Craving Sweets? It Could Be Your Bodyweight


It’s a catch-22: Being obese makes you less sensitive to sweet taste, which leads to more sugar cravings and more weight gain. That’s because body fat is responsible for getting your brained hooked on sugar.

Penn State researchers looked at the differences between the sense of taste and pleasure that obese and lean individuals derive from sweet foods.

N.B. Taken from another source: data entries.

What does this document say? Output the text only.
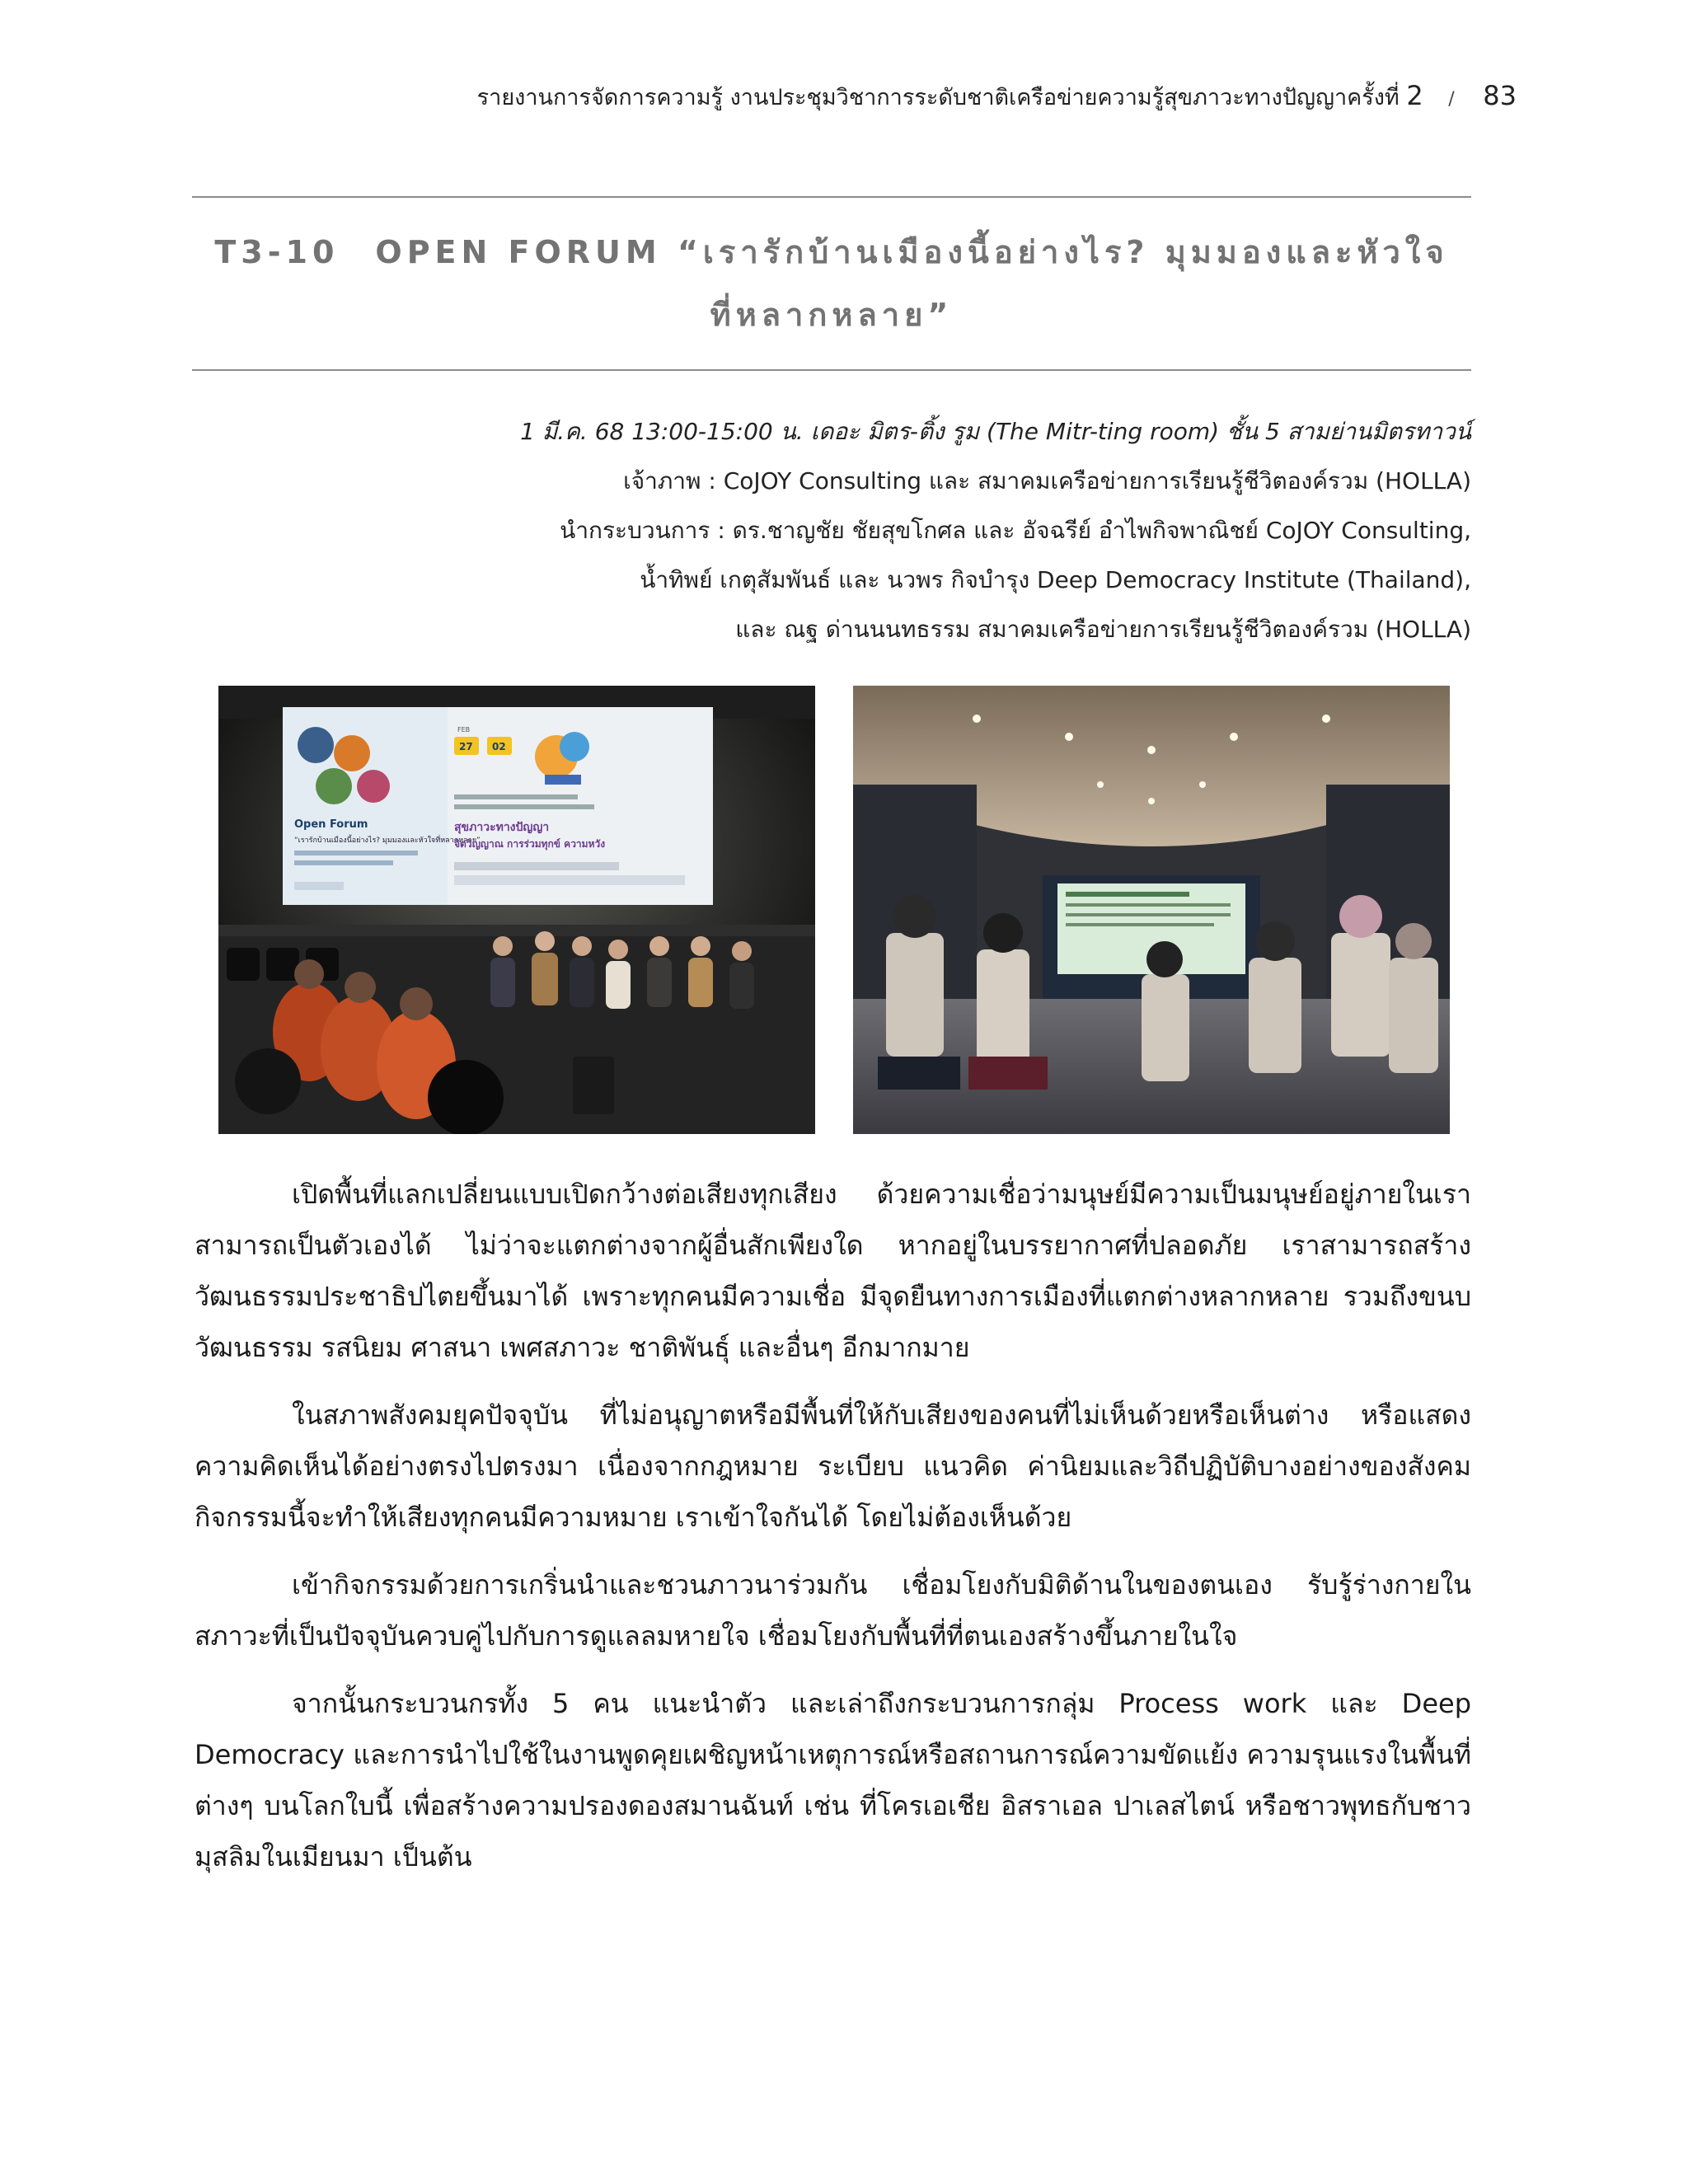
รายงานการจัดการความรู้ งานประชุมวิชาการระดับชาติเครือข่ายความรู้สุขภาวะทางปัญญาครั้งที่ 2 / 83
T3-10 OPEN FORUM “เรารักบ้านเมืองนี้อย่างไร? มุมมองและหัวใจ
ที่หลากหลาย”
1 มี.ค. 68 13:00-15:00 น. เดอะ มิตร-ติ้ง รูม (The Mitr-ting room) ชั้น 5 สามย่านมิตรทาวน์
เจ้าภาพ : CoJOY Consulting และ สมาคมเครือข่ายการเรียนรู้ชีวิตองค์รวม (HOLLA)
นำกระบวนการ : ดร.ชาญชัย ชัยสุขโกศล และ อัจฉรีย์ อำไพกิจพาณิชย์ CoJOY Consulting,
น้ำทิพย์ เกตุสัมพันธ์ และ นวพร กิจบำรุง Deep Democracy Institute (Thailand),
และ ณฐ ด่านนนทธรรม สมาคมเครือข่ายการเรียนรู้ชีวิตองค์รวม (HOLLA)
Open Forum
“เรารักบ้านเมืองนี้อย่างไร? มุมมองและหัวใจที่หลากหลาย”
FEB
27 02
สุขภาวะทางปัญญา
จิตวิญญาณ การร่วมทุกข์ ความหวัง

เปิดพื้นที่แลกเปลี่ยนแบบเปิดกว้างต่อเสียงทุกเสียง ด้วยความเชื่อว่ามนุษย์มีความเป็นมนุษย์อยู่ภายในเราสามารถเป็นตัวเองได้ ไม่ว่าจะแตกต่างจากผู้อื่นสักเพียงใด หากอยู่ในบรรยากาศที่ปลอดภัย เราสามารถสร้างวัฒนธรรมประชาธิปไตยขึ้นมาได้ เพราะทุกคนมีความเชื่อ มีจุดยืนทางการเมืองที่แตกต่างหลากหลาย รวมถึงขนบวัฒนธรรม รสนิยม ศาสนา เพศสภาวะ ชาติพันธุ์ และอื่นๆ อีกมากมาย

ในสภาพสังคมยุคปัจจุบัน ที่ไม่อนุญาตหรือมีพื้นที่ให้กับเสียงของคนที่ไม่เห็นด้วยหรือเห็นต่าง หรือแสดงความคิดเห็นได้อย่างตรงไปตรงมา เนื่องจากกฎหมาย ระเบียบ แนวคิด ค่านิยมและวิถีปฏิบัติบางอย่างของสังคม กิจกรรมนี้จะทำให้เสียงทุกคนมีความหมาย เราเข้าใจกันได้ โดยไม่ต้องเห็นด้วย

เข้ากิจกรรมด้วยการเกริ่นนำและชวนภาวนาร่วมกัน เชื่อมโยงกับมิติด้านในของตนเอง รับรู้ร่างกายในสภาวะที่เป็นปัจจุบันควบคู่ไปกับการดูแลลมหายใจ เชื่อมโยงกับพื้นที่ที่ตนเองสร้างขึ้นภายในใจ

จากนั้นกระบวนกรทั้ง 5 คน แนะนำตัว และเล่าถึงกระบวนการกลุ่ม Process work และ Deep Democracy และการนำไปใช้ในงานพูดคุยเผชิญหน้าเหตุการณ์หรือสถานการณ์ความขัดแย้ง ความรุนแรงในพื้นที่ต่างๆ บนโลกใบนี้ เพื่อสร้างความปรองดองสมานฉันท์ เช่น ที่โครเอเชีย อิสราเอล ปาเลสไตน์ หรือชาวพุทธกับชาวมุสลิมในเมียนมา เป็นต้น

“When you have excess body weight, the brain is supposed to tell you not to eat more, or not choose high caloric meals” Andras Hajnal, associate professor of neural and behavioral sciences at Penn State College of Medicine, explains. “But this control apparently fails and thus the obesity epidemic is rising, and we want to find out how the sense of taste drives up food intake.”

According to the researchers, an increase in the weight-height ratio is usually accompanied by a decrease in dopamine, which is a neurotransmitter associated with the brain’s pleasure system.

As a result, overweight individuals seek sweet foods, which affect the perception of food’s taste. And once you are desensitized to sweetness, you will be inclined to eat sweeter and sweeter foods.

Why does this matter to you? Because the fat and sugar in processed foods chronically stimulates–and dulls–our taste and food reward neurons. As a result, we need more and more sugar to keep us satisfied. Put an end to the vicious cycle by maintaining a clean-eating lifestyle that focuses on lean protein, healthy fat, tons of fiber and no sugar!